Reports from The New York Times and CNBC, citing details in a public hearing notice filed in Grimes County, say the project centers on a plant known as “Terafab” in the Austin area. The filing suggests the price tag will be steep even by the standards of a company already known for betting big on hardware, infrastructure, and long timelines.

A reported $55 billion chip plant would mark a dramatic expansion of SpaceX beyond rockets and satellites and into the core machinery powering the AI boom.

The move fits a broader scramble across the tech industry to secure the chips that train and run advanced AI systems. Demand for that hardware keeps climbing, and companies now see control over supply as a strategic advantage, not just a manufacturing detail. If SpaceX follows through, it would join a crowded and capital-intensive fight where scale, speed, and access to power matter as much as design.

Key Facts

  • Reports indicate SpaceX plans to invest at least $55 billion in an AI chip plant.
  • The project is reportedly called “Terafab.”
  • A public hearing notice filed in Grimes County points to the planned facility.
  • The plant would be located in the Austin, Texas, area, according to reports.

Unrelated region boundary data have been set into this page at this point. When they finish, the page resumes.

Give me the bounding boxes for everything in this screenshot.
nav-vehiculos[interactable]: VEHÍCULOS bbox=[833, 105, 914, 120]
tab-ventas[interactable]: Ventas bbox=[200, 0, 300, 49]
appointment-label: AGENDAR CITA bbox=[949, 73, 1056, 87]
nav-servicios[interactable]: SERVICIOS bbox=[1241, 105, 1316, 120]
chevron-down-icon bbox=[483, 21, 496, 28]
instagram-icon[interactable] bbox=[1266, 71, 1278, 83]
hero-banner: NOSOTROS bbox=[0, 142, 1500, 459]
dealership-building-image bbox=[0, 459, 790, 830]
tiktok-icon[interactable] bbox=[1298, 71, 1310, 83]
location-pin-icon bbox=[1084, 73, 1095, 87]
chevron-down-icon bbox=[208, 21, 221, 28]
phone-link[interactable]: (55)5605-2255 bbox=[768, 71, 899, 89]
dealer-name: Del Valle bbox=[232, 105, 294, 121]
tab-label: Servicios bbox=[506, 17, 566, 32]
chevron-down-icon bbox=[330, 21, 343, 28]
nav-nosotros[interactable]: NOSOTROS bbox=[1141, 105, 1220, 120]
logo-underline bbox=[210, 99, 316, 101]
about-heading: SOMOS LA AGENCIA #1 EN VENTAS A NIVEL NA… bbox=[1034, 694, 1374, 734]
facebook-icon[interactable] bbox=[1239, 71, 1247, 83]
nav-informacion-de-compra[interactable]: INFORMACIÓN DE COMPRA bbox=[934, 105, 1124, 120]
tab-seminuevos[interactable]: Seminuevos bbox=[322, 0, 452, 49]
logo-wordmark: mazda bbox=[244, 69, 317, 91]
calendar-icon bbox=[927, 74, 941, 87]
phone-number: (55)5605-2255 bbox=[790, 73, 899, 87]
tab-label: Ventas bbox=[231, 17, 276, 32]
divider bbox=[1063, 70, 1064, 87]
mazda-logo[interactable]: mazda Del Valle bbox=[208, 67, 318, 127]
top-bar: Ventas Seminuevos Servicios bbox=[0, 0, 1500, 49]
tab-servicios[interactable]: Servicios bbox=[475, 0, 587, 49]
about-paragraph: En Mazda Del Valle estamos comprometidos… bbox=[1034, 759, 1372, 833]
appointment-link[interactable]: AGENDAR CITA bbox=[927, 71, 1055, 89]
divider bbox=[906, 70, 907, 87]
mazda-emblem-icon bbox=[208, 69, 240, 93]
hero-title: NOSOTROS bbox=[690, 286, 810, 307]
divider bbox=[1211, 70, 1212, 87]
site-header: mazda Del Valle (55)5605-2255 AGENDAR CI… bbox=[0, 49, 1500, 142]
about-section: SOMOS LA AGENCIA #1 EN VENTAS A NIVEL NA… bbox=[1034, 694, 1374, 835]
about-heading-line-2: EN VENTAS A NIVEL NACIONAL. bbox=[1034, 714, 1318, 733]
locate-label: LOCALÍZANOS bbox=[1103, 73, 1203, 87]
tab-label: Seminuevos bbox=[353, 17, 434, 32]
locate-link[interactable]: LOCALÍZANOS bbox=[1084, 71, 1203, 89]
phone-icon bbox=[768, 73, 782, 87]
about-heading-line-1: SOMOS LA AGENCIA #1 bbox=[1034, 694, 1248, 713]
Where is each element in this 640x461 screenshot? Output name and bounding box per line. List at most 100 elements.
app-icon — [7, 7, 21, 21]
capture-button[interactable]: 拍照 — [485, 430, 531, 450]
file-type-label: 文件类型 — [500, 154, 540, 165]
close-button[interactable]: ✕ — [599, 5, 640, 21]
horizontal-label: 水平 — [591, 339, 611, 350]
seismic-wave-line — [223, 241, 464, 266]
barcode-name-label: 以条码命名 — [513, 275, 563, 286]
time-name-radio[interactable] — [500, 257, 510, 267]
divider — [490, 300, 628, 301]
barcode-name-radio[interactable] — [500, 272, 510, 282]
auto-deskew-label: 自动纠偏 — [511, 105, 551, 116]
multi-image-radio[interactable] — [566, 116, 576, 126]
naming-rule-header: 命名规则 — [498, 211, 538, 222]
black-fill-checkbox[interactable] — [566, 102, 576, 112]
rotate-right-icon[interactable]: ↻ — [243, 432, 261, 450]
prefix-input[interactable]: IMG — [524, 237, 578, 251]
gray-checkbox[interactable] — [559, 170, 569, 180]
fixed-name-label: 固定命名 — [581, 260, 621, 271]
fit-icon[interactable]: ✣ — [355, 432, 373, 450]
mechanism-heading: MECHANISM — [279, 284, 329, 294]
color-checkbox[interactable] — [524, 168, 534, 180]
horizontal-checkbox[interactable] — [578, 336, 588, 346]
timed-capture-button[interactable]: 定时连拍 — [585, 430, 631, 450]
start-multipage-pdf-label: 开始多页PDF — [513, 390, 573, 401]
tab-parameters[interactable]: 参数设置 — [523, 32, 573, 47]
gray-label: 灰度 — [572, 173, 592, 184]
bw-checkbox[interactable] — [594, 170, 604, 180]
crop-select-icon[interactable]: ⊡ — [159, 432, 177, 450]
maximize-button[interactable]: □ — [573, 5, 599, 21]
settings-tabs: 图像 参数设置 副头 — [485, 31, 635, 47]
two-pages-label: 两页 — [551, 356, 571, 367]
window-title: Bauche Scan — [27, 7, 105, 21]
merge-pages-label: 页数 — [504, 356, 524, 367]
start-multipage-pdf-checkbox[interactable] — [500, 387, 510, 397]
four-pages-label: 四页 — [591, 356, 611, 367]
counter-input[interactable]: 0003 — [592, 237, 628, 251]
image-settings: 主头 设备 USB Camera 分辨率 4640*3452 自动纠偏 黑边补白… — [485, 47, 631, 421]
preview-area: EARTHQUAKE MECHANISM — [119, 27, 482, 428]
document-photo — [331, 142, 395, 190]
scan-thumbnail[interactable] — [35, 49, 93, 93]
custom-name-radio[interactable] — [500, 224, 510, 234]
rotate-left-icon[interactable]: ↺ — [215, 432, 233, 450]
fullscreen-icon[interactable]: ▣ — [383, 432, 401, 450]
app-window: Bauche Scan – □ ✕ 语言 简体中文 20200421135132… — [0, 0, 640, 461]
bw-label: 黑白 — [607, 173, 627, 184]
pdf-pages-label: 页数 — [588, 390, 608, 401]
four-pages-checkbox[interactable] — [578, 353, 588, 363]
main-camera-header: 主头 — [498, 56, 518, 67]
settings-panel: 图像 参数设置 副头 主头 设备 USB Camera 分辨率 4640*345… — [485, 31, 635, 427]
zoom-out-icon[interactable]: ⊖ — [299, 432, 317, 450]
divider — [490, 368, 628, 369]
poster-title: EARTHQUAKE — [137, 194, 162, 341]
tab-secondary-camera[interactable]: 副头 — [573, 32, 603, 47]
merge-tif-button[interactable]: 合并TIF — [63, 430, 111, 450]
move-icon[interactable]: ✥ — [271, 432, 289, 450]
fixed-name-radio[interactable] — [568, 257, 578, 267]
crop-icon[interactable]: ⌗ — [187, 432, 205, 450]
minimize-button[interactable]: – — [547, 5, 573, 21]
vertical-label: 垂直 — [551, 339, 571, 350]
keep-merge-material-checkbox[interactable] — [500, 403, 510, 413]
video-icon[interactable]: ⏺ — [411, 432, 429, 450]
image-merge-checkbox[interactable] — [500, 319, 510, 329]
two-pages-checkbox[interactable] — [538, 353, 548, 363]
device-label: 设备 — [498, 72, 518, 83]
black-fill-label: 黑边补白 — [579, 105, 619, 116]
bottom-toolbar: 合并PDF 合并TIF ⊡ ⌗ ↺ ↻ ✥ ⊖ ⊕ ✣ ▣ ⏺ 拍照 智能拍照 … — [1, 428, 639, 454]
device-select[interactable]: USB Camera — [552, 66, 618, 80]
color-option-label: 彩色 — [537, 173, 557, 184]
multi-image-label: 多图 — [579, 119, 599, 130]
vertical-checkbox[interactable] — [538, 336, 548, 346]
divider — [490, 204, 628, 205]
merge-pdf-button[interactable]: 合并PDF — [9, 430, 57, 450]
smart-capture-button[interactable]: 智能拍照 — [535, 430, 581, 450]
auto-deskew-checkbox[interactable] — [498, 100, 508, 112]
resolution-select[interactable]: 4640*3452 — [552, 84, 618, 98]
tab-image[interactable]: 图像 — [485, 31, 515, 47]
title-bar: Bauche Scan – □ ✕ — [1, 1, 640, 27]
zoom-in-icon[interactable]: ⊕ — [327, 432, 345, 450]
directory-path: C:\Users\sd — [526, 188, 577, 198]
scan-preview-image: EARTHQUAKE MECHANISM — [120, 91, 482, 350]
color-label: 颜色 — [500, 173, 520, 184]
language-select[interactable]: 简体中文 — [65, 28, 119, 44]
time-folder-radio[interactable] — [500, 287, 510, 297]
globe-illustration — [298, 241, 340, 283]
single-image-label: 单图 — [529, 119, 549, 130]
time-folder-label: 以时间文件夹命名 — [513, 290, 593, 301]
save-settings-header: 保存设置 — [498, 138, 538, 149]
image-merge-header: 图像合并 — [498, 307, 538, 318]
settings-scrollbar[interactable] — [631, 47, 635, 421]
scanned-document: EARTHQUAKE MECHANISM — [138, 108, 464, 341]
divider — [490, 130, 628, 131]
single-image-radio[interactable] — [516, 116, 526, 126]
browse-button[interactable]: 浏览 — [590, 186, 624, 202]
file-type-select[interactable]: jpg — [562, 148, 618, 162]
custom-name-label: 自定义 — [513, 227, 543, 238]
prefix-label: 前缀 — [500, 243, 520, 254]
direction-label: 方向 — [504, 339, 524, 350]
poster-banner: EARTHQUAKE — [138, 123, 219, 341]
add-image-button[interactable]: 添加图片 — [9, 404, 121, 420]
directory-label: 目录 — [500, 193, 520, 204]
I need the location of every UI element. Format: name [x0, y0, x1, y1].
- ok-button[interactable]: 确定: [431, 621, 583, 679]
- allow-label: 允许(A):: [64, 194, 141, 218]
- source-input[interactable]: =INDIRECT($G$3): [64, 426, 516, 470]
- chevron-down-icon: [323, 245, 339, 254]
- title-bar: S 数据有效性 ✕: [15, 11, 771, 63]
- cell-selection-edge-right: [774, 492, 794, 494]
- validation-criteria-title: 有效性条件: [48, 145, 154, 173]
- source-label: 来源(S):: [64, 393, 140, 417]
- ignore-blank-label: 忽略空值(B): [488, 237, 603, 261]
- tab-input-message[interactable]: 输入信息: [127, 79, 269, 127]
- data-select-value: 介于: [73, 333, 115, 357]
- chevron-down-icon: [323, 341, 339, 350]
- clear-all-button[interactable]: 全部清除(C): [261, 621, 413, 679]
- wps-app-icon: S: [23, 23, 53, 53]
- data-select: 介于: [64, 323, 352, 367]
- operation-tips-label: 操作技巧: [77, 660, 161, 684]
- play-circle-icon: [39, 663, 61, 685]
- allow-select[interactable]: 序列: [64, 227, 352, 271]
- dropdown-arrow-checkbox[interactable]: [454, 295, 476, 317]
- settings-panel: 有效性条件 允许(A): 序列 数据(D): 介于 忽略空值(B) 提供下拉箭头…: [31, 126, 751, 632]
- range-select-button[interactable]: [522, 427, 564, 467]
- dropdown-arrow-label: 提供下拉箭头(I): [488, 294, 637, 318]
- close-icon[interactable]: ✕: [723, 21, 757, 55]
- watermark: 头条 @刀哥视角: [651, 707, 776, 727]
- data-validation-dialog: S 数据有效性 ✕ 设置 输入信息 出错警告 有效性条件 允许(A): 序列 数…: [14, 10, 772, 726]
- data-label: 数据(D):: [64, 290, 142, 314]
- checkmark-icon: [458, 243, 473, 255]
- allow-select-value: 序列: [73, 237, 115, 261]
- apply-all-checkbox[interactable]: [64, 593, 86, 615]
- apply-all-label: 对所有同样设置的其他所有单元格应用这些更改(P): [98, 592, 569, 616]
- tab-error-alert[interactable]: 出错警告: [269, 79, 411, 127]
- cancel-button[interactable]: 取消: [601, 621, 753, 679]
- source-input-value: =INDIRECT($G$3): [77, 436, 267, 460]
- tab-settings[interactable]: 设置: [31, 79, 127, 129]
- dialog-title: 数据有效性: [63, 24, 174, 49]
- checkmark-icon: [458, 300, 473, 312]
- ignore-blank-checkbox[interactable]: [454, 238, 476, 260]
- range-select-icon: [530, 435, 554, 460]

What remains unclear matters just as much as the headline figure. The public reporting does not yet answer when construction would begin, what kind of chips the plant would make, or how the output would connect to Elon Musk’s wider AI ambitions. Those gaps leave room for caution, but they do not shrink the significance of the plan itself: a project this large would signal long-term confidence in domestic chip production and in AI demand that shows no sign of cooling.

The next steps will likely come through local hearings, regulatory filings, and more detailed disclosures about the site and its purpose. For Texas, the project could deepen the state’s role as a center for advanced manufacturing. For the AI industry, it would sharpen a trend already underway: companies no longer want to just buy the future’s most important hardware — they want to build it themselves.